California Community Colocation Project Takes Off

by David E. Weekly

The California Community Colocation Project, or CCCP, was launched in February 2002 as the world's first formal non-profit to focus exclusively on the needs of the not-for-profit colocation community. The CCCP is a project of the Online Policy Group of San Francisco. We already host the backend for the Special Olympics, some Indymedia sites, streaming Tibetan Buddhist MP3s and the International Workers of the World. We run an IRC node for freenode (formerly OPN) to assist the development of open-source software. There is no charge for hosting at CCCP.

Here is the current state of things in the colo: we have people coming in fast and thick.
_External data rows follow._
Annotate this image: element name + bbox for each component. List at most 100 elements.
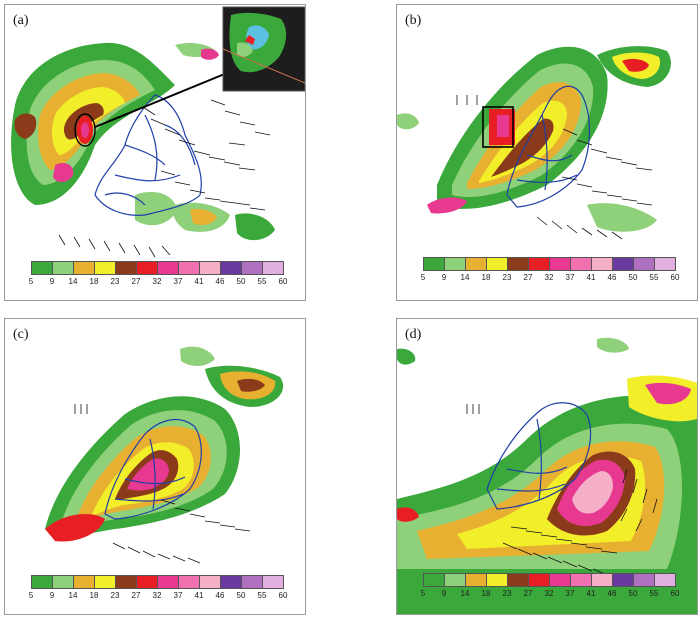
colorbar-tick-label: 50 (236, 591, 246, 600)
colorbar-swatch (199, 261, 221, 275)
selection-box (482, 106, 514, 148)
colorbar-tick-label: 9 (49, 277, 55, 286)
colorbar-tick-label: 27 (523, 589, 533, 598)
colorbar-tick-label: 46 (215, 277, 225, 286)
colorbar-swatch (549, 573, 571, 587)
colorbar-tick-label: 46 (215, 591, 225, 600)
colorbar-tick-label: 9 (441, 589, 447, 598)
colorbar-tick-label: 18 (89, 591, 99, 600)
colorbar-swatch (157, 575, 179, 589)
colorbar-tick-label: 37 (565, 273, 575, 282)
colorbar-swatch (199, 575, 221, 589)
colorbar-swatch (423, 257, 445, 271)
colorbar-tick-label: 55 (257, 591, 267, 600)
colorbar-swatch (423, 573, 445, 587)
colorbar-swatch (549, 257, 571, 271)
colorbar-tick-label: 18 (89, 277, 99, 286)
province-boundaries (486, 402, 592, 510)
colorbar-tick-label: 41 (586, 589, 596, 598)
colorbar-tick-label: 37 (565, 589, 575, 598)
colorbar-tick-label: 32 (152, 277, 162, 286)
colorbar-tick-label: 32 (544, 273, 554, 282)
colorbar-tick-label: 23 (502, 589, 512, 598)
colorbar-swatch (570, 257, 592, 271)
colorbar-swatch (73, 575, 95, 589)
panel-b: (b) 5 9 14 18 23 27 32 37 41 46 50 (396, 4, 698, 301)
colorbar-tick-label: 23 (110, 591, 120, 600)
colorbar-tick-label: 27 (131, 591, 141, 600)
colorbar-swatch (612, 573, 634, 587)
colorbar-swatch (612, 257, 634, 271)
colorbar-swatch (654, 573, 676, 587)
panel-c: (c) 5 9 14 18 23 27 32 37 41 46 50 55 60 (4, 318, 306, 615)
colorbar-tick-label: 60 (670, 589, 680, 598)
colorbar-swatch (591, 573, 613, 587)
colorbar-tick-label: 41 (194, 591, 204, 600)
panel-label: (c) (13, 327, 29, 342)
colorbar-tick-label: 14 (68, 591, 78, 600)
radar-map (397, 46, 671, 240)
colorbar-tick-label: 27 (523, 273, 533, 282)
colorbar-swatch (73, 261, 95, 275)
radar-map (397, 337, 697, 614)
colorbar-tick-label: 41 (194, 277, 204, 286)
colorbar-tick-label: 5 (420, 273, 426, 282)
colorbar-tick-label: 37 (173, 277, 183, 286)
colorbar-swatch (262, 261, 284, 275)
colorbar-swatch (633, 573, 655, 587)
colorbar-tick-label: 5 (28, 277, 34, 286)
colorbar-tick-label: 55 (649, 273, 659, 282)
colorbar-swatch (486, 573, 508, 587)
colorbar-swatch (241, 575, 263, 589)
colorbar-swatch (94, 575, 116, 589)
colorbar-swatch (178, 261, 200, 275)
colorbar-swatch (52, 261, 74, 275)
radar-map (45, 346, 284, 564)
colorbar-swatch (241, 261, 263, 275)
colorbar-tick-label: 27 (131, 277, 141, 286)
colorbar-tick-label: 18 (481, 589, 491, 598)
wind-arrows (456, 95, 653, 240)
colorbar-tick-label: 37 (173, 591, 183, 600)
colorbar-swatch (157, 261, 179, 275)
province-boundaries (506, 85, 591, 208)
wind-arrows (74, 404, 251, 564)
colorbar-tick-label: 50 (628, 589, 638, 598)
colorbar-tick-label: 23 (110, 277, 120, 286)
colorbar-tick-label: 18 (481, 273, 491, 282)
colorbar-tick-label: 32 (152, 591, 162, 600)
colorbar-tick-label: 60 (278, 277, 288, 286)
colorbar-swatch (178, 575, 200, 589)
colorbar-tick-label: 55 (257, 277, 267, 286)
colorbar-swatch (115, 575, 137, 589)
panel-a: (a) (4, 4, 306, 301)
panel-label: (d) (405, 327, 422, 342)
colorbar-swatch (465, 573, 487, 587)
colorbar-tick-label: 9 (49, 591, 55, 600)
colorbar-swatch (528, 573, 550, 587)
colorbar-swatch (136, 261, 158, 275)
colorbar-tick-label: 50 (236, 277, 246, 286)
colorbar-swatch (220, 261, 242, 275)
colorbar-swatch (465, 257, 487, 271)
radar-map (11, 6, 305, 258)
colorbar-tick-label: 9 (441, 273, 447, 282)
colorbar-swatch (654, 257, 676, 271)
colorbar-tick-label: 46 (607, 589, 617, 598)
colorbar-tick-label: 41 (586, 273, 596, 282)
reflectivity-field (45, 346, 284, 542)
colorbar-swatch (262, 575, 284, 589)
colorbar-swatch (486, 257, 508, 271)
reflectivity-field (11, 42, 275, 241)
colorbar-swatch (444, 573, 466, 587)
colorbar-swatch (444, 257, 466, 271)
panel-label: (b) (405, 13, 422, 28)
colorbar-swatch (220, 575, 242, 589)
wind-arrows (466, 404, 658, 576)
colorbar-swatch (570, 573, 592, 587)
province-boundaries (94, 94, 202, 216)
colorbar-swatch (591, 257, 613, 271)
panel-d: (d) 5 9 14 18 23 27 32 37 41 46 50 55 60 (396, 318, 698, 615)
wind-arrows (58, 99, 271, 258)
colorbar-swatch (507, 573, 529, 587)
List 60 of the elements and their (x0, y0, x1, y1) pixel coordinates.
This is great, but it also poses some interesting challenges that keep us on our toes.


Currently our two cabinets at Hurricane Electric are almost full, and very soon we are going to expand into the cabinet next door, 4.03. (We also have 4.04 reserved.) This move is about three months ahead of the date we estimated on our growth schedule. This rate of growth is partially due to a change in our policy regarding boxes that are less than 2U in size. That is, we do not allow them in a cabinet, because we'll run out of electricity before running out of real estate when populating it with 1U and 2U servers. In addition, doubling one's electricity doubles one's real estate bills, so one might as well be casual about real estate and permit big boxes. (Please correct me if I'm wrong on this.)

We've had some fairly bigwig folks interested in our services. Just today a popular "tier one" non-profit host responsible for millions of page views a day came knocking.


Thankfully, we're also getting new help for all this expansion. Scott and Mike Shinn, the self-described "serial entrepreneurs" who worked for the White House, founded Plesk, the software we'll be using for virtual hosting.They are busy doing all sorts of wonderful things on the East Coast, in addition to helping out in earnest with security and with preparing our setup for virtual hosting. They even may donate some serious server hardware to help us do virtual hosting and to give us advanced "sandwitch" IDS capability, letting us automatically shut attackers out of the colo. We're also receiving help from several designers and a web coder to help us overhaul our web site and design a logo for the CCCP.


Our project is based entirely on donations and volunteers. None of us are getting money from CCCP, and 100% of all donations goes towards space and bandwidth for non-profits.


Our clients are using 41 IP addresses on 27 servers, with four more servers of our own, all on two managed switches (soon to be five). We use SNMP to monitor client bandwidth usage and MRTG to graph the results. We use all Cisco gear for our network infrastructure.

My goal when founding this project was to build to 100 client computers in three years. Now it looks like we may reach that goal much sooner.

David E. Weekly is founder and executive director of the California Community Colocation Project.